Author: Anthony Dhanendran
Date: Thu, 14 Oct 2010 11:41:00 GMT

Joint venture plans set-top boxes allowing people to watch live TV and web programmes

The planned internet television service Youview will be based around conventional television broadcasts that viewers are familiar with, one of its bosses has said.

Youview, a joint venture between the BBC and other domestic broadcasters and technology companies, will offer set-top boxes for viewers to plug into televisions that will allow them to watch live TV and internet broadcasts. It was previously known as Project Canvas and is a collaboration between ITV, Channel 4, Five, Arqiva, BT, Talktalk and the BBC.

Speaking at a Mashup conference in London, Youview’s chief technology officer Anthony Rose said that some technology companies were ignoring what he called ‘linear television’ (standard over-the-air broadcasts).

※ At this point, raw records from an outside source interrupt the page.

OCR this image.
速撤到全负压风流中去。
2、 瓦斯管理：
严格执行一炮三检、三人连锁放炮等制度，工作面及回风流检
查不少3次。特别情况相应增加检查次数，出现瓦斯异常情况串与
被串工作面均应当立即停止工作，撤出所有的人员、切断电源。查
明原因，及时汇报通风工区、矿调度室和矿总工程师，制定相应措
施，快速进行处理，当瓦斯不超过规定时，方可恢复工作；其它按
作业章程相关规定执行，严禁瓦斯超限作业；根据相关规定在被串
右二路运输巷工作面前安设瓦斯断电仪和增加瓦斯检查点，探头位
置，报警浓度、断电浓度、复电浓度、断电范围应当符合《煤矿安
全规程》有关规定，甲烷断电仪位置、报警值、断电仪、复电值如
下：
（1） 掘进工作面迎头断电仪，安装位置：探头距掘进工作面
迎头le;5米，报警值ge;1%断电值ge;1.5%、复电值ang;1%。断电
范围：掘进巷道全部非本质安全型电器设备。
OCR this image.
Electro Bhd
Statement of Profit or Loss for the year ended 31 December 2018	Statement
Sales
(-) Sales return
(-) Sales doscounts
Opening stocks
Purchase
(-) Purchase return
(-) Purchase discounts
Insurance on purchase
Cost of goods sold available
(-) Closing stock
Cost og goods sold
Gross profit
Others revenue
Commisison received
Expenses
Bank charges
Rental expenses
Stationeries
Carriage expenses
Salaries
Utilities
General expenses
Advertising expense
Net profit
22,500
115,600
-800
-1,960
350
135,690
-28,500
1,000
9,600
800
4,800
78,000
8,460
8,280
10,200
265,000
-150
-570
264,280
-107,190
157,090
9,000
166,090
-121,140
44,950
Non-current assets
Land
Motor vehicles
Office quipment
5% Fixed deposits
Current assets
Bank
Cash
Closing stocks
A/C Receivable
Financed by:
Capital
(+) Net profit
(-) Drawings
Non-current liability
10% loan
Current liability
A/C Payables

According to the industry news website Broadband TV News he said the “Silicon Valley kids” Google and Apple, which are bringing out their own TV set-top-boxes, have forgotten about conventional broadcasting, but that viewers would continue to watch it because it was what they were used to.

Mr Rose said that today the schedulers at television stations are the people who “create demand” for programmes but that “as you move online the user has to work a lot harder. You need to have a new way to create and drive demand.”

He also said that current demonstration versions of the Youview service display a ‘thumbs up’ icon to show that other viewers were impressed with a particular programme, and that in the electronic programme guide viewers can move backwards through the calendar to catch up on shows they’ve missed.

Another demonstration showed the box transmitting data both to a television screen and a mobile device. This allows, for example, one viewer to listen to audio description without disturbing others in the room.

Mr Rose said that although the service will automatically capture information about what people were watching, it wouldn’t be a privacy problem as long as there was an option to erase the data, as there is in modern web browsers.